Everyday ‘normal’ foods which are awesome for your health! (and pocket friendly)
It is definitely not necessary to spend a lot of money to reap the nutritional benefits of food. Here is our list of AWESOME, EVERYDAY foods that are affordable and readily available:
1. Fruits and veggies
Buying fruits and vegetables in season is one of the best tools you can have on your belt. As they’re in abundance, they’ll be cheaper, fresher and be grown within Australia. Fruits and veggies are rich in important vitamins and minerals which keep our brain, heart and bowels happy and healthy. They help fight infection, help strengthen immune system, boosts concentration and energy (amongst MANY other super powers). The more colourful the better! Capsicum, cucumber, carrots, bananas, oranges – try picking up a new fruit or vegetable this week!
2. Oats, brown rice and seeded breads
We love oats because you can make so many different recipes with them! Porridge, oat biscuits or a tasty apple crumble. Alongside oats, brown rice and wholegrain breads (where you can see all the little grains and seeds) are a great source of fibre and help with bowel health. They also keep your energy levels up so you can concentrate for longer.
Think chickpeas, lentils, red kidney beans, peas or black beans. Canned or dried! These legumes may be little but they do a LOT when they get into our systems. They contain high levels of fibre, folate, iron, potassium, are a great source of prebiotics and phosphorus which are great for heart and bowel health, mental health, energy levels and are a great source of non-meat protein.

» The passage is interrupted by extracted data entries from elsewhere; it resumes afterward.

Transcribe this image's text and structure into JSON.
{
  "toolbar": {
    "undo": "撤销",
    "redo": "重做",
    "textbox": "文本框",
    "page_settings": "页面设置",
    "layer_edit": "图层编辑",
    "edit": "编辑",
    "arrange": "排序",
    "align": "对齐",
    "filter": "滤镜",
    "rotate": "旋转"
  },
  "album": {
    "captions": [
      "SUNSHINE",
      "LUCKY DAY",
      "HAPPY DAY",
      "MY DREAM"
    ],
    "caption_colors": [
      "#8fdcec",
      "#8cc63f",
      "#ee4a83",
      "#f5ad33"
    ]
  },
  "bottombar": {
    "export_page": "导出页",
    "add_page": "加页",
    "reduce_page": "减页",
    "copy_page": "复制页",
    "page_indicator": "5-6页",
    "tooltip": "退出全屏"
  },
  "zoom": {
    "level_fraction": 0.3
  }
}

Eggs are another extremely versatile food! Eat them scrambled, boiled or fried, make them into a quiche, even toss them in a salad! They keep well in the fridge and because of their small size, they’re a great snack for lunchboxes. Eggs are packed with vitamins and minerals, protein and omega-3 fats which are great for heart health.
5. Nuts and seeds
Bursting with iron and heart happy fats just like eggs! Great in snacks and salads, these delicious little additions give you bounce in your step (energy) and are a great option as a snack, keeping you satisfied between meals!

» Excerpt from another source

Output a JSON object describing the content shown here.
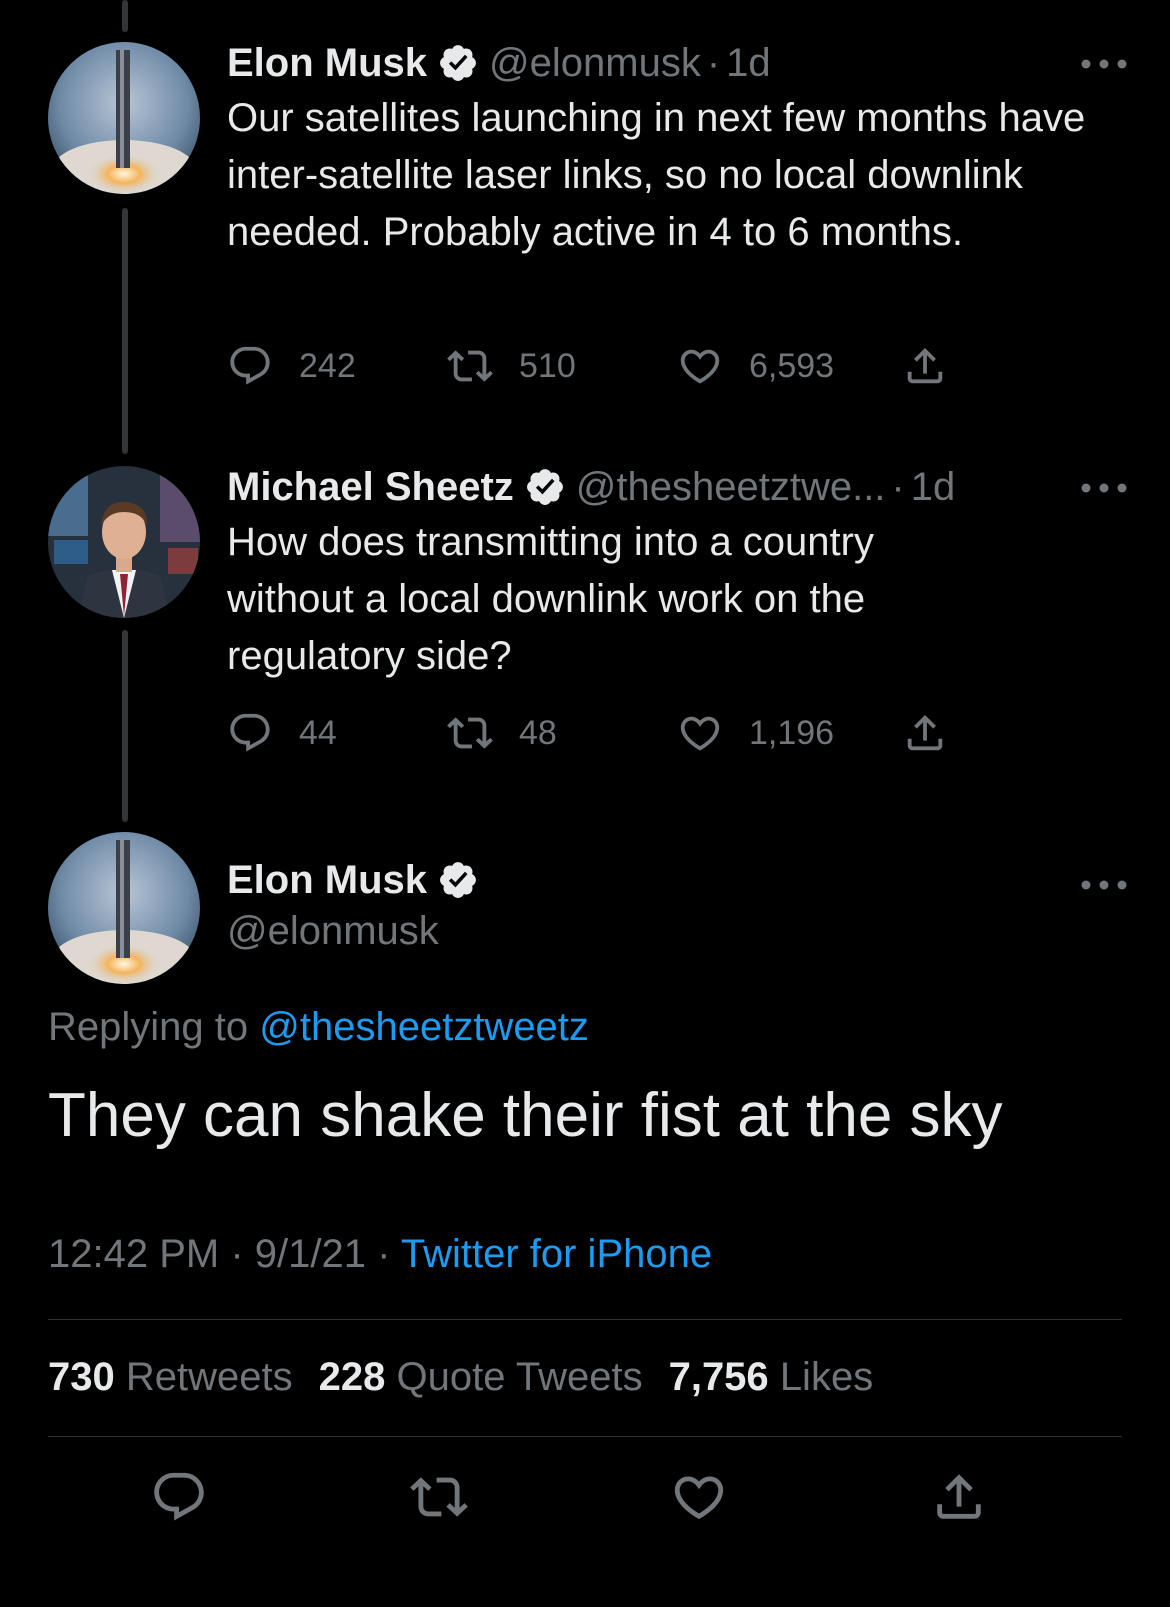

Fish contain omega-3 and omega-6 fats which are beneficial for a healthy heart and brain function. For a bit of variety, a tasty meal which includes fish may be enjoyed by your family 2-3 times and week! We love making fish patties, baking fish in the oven, a fish stew in the winter months or crumbed fish pieces served with veggies – super right!
All of these foods above have been available in supermarkets and farmers markets for years and we we think they’re all pretty super! Is it worth spending extra money on ‘superfoods’ which often contain the same nutritional benefits as these great foods? That’s your choice to make!
We think – keep it simple, and enjoy everyday foods in season, mixing it up throughout the week for some added variety.